AutoMart is a native Android shopping application (Java) that demonstrates a typical e-commerce flow: browsing categories and products, managing a cart, placing orders, viewing order status and notifications, and managing user profiles and addresses. The app uses Firebase for authentication and Firestore for backend data.


Table of Contents

  • Project overview
  • Key features
  • Architecture
  • Prerequisites
  • Setup
  • Build & Run
  • Payments (PayHere)
  • APIs & Integrations
  • Google Maps
  • Firebase configuration
  • Project structure
  • Troubleshooting
  • Contributing
  • License

Project overview

AutoMart is an Android application built with Java and AndroidX libraries. It provides a mobile storefront experience where users can:

  • Browse products by category
  • Add items to cart
  • Place and track orders
  • Receive notifications about order status
  • Save and manage addresses (with optional map/address selection)
  • View and edit user profile

The UI relies on a single MainActivity hosting multiple fragments (Home, Category, Cart, Orders, Profile, Notifications, Settings, About, etc.). Firebase Authentication and Cloud Firestore handle users and dynamic app content. Payments can be processed using the PayHere integration (client SDK or server-backed flow).

Note: This README assumes the project bundles Firebase config (app/google-services.json). For PayHere and Google Maps you must add API keys or follow the integration steps below.


Key features

  • Home feed with featured products
  • Category browsing
  • Cart with add/remove and quantity handling
  • Checkout with payment integration (PayHere)
  • Orders list and status updates
  • Notifications (local channel created for order updates; can use FCM for remote notifications)
  • Profile and address management with optional Google Maps address picker
  • Settings and About screens
  • Basic REST/API interactions and optional Firebase Cloud Functions for server-side logic

Architecture

  • Language: Java
  • Minimum: depends on project config (check app/build.gradle)
  • UI: Activities + Fragments, AndroidX, Material components
  • Backend: Firebase Authentication and Cloud Firestore for primary data storage
  • Payments: PayHere SDK or server-backed PayHere integration for processing payments
  • Maps: Google Maps SDK (for address selection, geocoding and map UI)
  • Serverless: Firebase Cloud Functions (optional) for secure server-side tasks, webhooks, and payment verification
  • Build system: Gradle (wrapper included)

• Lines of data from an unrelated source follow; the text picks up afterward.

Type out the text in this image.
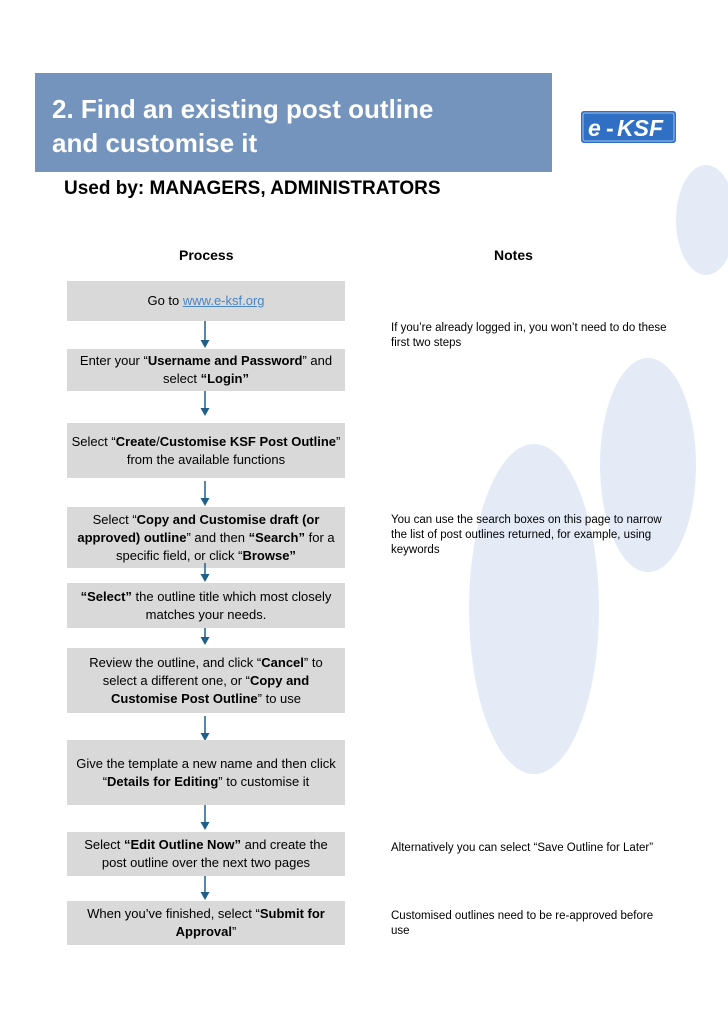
2. Find an existing post outline
and customise it	e - KSF

Used by: MANAGERS, ADMINISTRATORS

Process	Notes
Go to www.e-ksf.org
Enter your “Username and Password” and select “Login”
Select “Create/Customise KSF Post Outline” from the available functions
Select “Copy and Customise draft (or approved) outline” and then “Search” for a specific field, or click “Browse”
“Select” the outline title which most closely matches your needs.
Review the outline, and click “Cancel” to select a different one, or “Copy and Customise Post Outline” to use
Give the template a new name and then click “Details for Editing” to customise it
Select “Edit Outline Now” and create the post outline over the next two pages
When you’ve finished, select “Submit for Approval”
If you’re already logged in, you won’t need to do these first two steps
You can use the search boxes on this page to narrow the list of post outlines returned, for example, using keywords
Alternatively you can select “Save Outline for Later”
Customised outlines need to be re-approved before use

Main entry: app/src/main/java/com/shehan/automart/activity/MainActivity.java (hosts fragments and navigation).


Prerequisites

  • Android Studio (Arctic Fox or newer recommended)
  • JDK 8 or newer (as required by Android Gradle plugin)
  • Stable internet connection to download Gradle dependencies
  • A Firebase project (recommended)
  • PayHere merchant account and API credentials if you want live payments
  • Google Cloud account (for Google Maps API key) if using map features

Setup

  1. Clone or open the project in Android Studio.

  2. Ensure the google-services.json file is present under app/ (the repo already contains app/google-services.json). If you want to use your own Firebase project, download the google-services.json from the Firebase console and replace the one in app/.

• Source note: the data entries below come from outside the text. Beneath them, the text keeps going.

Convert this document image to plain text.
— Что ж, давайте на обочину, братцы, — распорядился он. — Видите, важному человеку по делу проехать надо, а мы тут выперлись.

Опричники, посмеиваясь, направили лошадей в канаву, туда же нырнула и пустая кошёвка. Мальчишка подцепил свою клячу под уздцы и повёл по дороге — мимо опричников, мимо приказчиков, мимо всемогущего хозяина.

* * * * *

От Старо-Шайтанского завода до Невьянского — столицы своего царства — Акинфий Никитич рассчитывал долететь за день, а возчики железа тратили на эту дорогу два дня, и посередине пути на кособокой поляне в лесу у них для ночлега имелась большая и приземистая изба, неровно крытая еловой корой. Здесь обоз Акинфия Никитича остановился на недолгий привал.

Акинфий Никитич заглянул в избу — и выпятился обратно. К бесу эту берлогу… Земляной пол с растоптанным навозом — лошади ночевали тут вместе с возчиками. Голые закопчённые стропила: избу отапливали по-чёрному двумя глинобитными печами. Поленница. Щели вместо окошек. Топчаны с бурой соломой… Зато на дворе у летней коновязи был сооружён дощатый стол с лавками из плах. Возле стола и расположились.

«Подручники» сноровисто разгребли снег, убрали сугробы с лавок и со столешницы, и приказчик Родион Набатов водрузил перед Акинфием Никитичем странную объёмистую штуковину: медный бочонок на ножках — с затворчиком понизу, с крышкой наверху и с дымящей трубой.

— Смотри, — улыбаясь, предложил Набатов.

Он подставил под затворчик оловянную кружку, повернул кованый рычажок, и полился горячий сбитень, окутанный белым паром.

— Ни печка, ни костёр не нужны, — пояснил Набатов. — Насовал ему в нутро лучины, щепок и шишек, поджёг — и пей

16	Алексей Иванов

  3. Add the Google Maps API key to your AndroidManifest.xml (or use local.properties/gradle to inject it). Example (in AndroidManifest.xml inside <application>):

<meta-data
    android:name="com.google.android.geo.API_KEY"
    android:value="YOUR_GOOGLE_MAPS_API_KEY" />
  1. Configure PayHere credentials:
  • If using PayHere's Android SDK, add the SDK dependency and configure the merchant keys as described in PayHere's integration docs.
  • If using a server-backed flow, store merchant credentials on the server or in Firebase Cloud Functions and never hard-code secret keys in the app. Provide the client with ephemeral payment tokens from the server.
  1. Let Android Studio sync Gradle and download dependencies.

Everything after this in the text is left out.